« Je vis à Lyon […] l’an 1590 […] une coquille de limace de mer qu’on me monstra, de la grandeur des nostres, estimée 400 escus. La matiere d’icelle estoit nacre. La forme surpassoit de beaucoup la matiere. Elle estoit evasée d’une bonne grace, ayant ses contours et replis tres-bien mesurés, et arrondis jusques à la poincte. Et ce qui faisoit le plus d’admiration, estoit le dehors tout couvert de l’enceinte d’un courdon perpetuel, alternativement enfilé de trois perles, et trois grains de corail rouge de pareille grosseur, en maniere de chapellet, lesquels s’amoindrissoient à mesure, que chasque rond devenoit petit, et se perdoient au bout de la coquille, d’une façon autant admirable que gratieuse à voir. Les marchans amoureux des richesses ont de coustume de contempler le profit en choses semblables : mais le Chrestien bien apris à trafiquer pour le ciel, y contemple le createur et gaigne beaucoup plus que ne faict le marchant. » (Louis Richeome, Trois discours pour la Religion Catholique (1597), « Des miracles », p. 71-72).

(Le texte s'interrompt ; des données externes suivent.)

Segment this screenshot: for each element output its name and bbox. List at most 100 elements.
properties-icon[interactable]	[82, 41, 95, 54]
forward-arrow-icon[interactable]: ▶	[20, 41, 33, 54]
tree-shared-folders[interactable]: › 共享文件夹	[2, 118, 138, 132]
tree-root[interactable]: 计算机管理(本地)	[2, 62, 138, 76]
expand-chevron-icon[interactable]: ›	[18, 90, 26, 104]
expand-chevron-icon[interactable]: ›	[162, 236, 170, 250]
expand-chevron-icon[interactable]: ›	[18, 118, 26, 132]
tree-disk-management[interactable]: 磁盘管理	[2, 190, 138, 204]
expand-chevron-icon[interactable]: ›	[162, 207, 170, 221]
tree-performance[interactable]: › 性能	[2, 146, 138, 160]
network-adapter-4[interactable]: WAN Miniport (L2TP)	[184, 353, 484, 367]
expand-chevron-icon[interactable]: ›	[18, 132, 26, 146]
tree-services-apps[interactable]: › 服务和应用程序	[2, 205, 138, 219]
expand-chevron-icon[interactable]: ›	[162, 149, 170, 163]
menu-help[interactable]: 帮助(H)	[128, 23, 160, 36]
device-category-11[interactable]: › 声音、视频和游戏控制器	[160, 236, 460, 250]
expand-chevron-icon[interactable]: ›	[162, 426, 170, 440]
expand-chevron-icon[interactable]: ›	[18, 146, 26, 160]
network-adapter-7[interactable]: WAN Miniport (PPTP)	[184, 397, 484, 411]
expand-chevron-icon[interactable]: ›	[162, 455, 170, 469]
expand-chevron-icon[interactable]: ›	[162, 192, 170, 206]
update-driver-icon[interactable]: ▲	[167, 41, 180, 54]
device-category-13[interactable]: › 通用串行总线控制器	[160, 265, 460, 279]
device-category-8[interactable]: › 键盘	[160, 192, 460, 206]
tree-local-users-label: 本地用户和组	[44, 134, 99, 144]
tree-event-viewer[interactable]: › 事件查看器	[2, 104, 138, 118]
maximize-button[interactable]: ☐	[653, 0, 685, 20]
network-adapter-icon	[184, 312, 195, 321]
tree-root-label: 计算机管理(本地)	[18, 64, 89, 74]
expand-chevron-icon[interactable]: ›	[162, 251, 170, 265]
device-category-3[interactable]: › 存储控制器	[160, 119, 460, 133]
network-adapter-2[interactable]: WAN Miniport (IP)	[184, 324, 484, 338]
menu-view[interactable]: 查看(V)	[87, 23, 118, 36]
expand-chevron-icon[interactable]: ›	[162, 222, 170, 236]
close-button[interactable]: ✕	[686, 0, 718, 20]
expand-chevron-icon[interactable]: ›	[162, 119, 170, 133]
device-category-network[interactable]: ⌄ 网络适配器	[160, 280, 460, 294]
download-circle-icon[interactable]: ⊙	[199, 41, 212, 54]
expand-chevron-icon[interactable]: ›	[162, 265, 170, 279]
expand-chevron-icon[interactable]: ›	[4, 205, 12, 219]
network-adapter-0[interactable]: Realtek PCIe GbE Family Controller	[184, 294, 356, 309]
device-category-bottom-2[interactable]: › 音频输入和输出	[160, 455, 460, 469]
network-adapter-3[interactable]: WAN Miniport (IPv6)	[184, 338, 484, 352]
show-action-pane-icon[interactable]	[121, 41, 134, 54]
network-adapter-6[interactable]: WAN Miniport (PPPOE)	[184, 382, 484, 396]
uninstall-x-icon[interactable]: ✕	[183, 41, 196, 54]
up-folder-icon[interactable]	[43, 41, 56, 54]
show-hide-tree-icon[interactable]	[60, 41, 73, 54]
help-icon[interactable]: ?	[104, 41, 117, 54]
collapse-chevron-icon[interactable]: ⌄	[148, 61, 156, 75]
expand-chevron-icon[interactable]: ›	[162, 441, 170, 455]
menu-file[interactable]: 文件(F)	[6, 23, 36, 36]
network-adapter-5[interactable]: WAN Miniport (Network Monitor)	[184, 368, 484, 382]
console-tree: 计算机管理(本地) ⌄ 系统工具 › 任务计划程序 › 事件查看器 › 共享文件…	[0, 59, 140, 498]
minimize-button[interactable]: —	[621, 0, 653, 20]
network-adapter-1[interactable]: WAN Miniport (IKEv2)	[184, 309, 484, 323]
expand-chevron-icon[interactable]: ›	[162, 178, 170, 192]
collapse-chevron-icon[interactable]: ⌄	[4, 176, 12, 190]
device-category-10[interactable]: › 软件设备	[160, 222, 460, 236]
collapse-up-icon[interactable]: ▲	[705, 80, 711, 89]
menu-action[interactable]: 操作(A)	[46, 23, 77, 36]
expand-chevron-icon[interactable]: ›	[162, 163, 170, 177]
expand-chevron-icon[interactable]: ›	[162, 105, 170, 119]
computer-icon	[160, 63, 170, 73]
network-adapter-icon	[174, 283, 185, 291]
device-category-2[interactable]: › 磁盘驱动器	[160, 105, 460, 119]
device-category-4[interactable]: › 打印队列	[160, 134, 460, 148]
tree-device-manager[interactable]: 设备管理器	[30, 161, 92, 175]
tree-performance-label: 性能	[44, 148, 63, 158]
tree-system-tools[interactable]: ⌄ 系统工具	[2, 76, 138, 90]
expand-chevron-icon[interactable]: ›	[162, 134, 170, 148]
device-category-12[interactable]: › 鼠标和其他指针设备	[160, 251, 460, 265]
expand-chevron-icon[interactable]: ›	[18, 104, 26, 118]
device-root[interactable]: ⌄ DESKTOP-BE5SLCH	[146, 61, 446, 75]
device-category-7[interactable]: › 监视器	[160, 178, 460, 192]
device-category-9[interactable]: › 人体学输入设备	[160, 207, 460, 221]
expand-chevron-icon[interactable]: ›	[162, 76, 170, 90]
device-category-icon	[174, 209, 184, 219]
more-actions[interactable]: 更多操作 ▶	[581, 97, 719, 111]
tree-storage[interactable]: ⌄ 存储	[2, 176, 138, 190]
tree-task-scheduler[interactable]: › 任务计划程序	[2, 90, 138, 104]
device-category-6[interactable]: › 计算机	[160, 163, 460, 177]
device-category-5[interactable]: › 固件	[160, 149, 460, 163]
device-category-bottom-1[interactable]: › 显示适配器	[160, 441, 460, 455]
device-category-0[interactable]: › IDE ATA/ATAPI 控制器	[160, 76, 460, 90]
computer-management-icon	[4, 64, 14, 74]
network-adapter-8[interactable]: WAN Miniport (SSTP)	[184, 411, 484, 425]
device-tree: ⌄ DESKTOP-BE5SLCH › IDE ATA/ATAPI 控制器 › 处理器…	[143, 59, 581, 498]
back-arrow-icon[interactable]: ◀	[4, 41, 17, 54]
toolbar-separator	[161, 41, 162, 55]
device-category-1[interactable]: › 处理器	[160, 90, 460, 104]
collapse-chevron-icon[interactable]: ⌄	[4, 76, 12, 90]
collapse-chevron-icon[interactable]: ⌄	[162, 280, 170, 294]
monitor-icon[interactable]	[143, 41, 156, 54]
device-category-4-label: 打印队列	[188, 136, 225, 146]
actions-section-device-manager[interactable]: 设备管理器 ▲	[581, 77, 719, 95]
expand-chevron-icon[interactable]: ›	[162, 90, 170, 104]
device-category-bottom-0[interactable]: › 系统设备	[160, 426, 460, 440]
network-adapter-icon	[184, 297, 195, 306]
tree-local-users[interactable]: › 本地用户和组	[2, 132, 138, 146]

Dans son discours « des miracles », Louis Richeome évoque l’arc-en-ciel et enchaîne avec la description d’un merveilleux objet de curiosité, un coquillage. Merveilleux, pour le jésuite, parce que la beauté irisée de la coquille est rehaussée par un semis de points rouges qui épousent l’enroulement spiralé et décroissent progressivement jusqu’à devenir imperceptibles, faisant de l’objet de curiosité un instrument de méditation sur Dieu et l’infini.
La somme demandée par le commerçant pour le coquillage est une somme énorme, puisque la chute de l’anecdote consiste à en faire paradoxalement une somme insignifiante au regard du fruit de la méditation du bon chrétien.
Il n’est jamais facile de se rendre compte de la valeur réelle des choses : que représentent 400 écus pour un jésuite ? et pour un paysan ? et pour un aristocrate fortuné ?
Si l’on se fie à la réforme monétaire en vigueur, celle de l’édit de Poitiers de 1578, qui élimine le compte en livres tournois au profit du compte en écus et fixe la valeur de l’écu à 60 sols, le coquillage en question a une valeur marchande officielle de 24000 sols. A titre de comparaison, si l’on fixe à 12 sols le salaire journalier moyen de l’ouvrier en bâtiment (une moyenne entre le salaire pour une journée courte d’hiver et une journée longue d’été), et si l’on ramène l’année, déduction faite des dimanches et des autres jours chômés à 250 jours, le marchand lyonnais demande pour son coquillage l’équivalent de 8 ans de salaire d’un ouvrier en bâtiment, lequel est mieux payé qu’un ouvrier agricole. Et sachant que l’intervention de l’Etat n’empêche guère le cours de l’écu de continuer à s’envoler dans les négociations entre particuliers… Bref, une limace de luxe.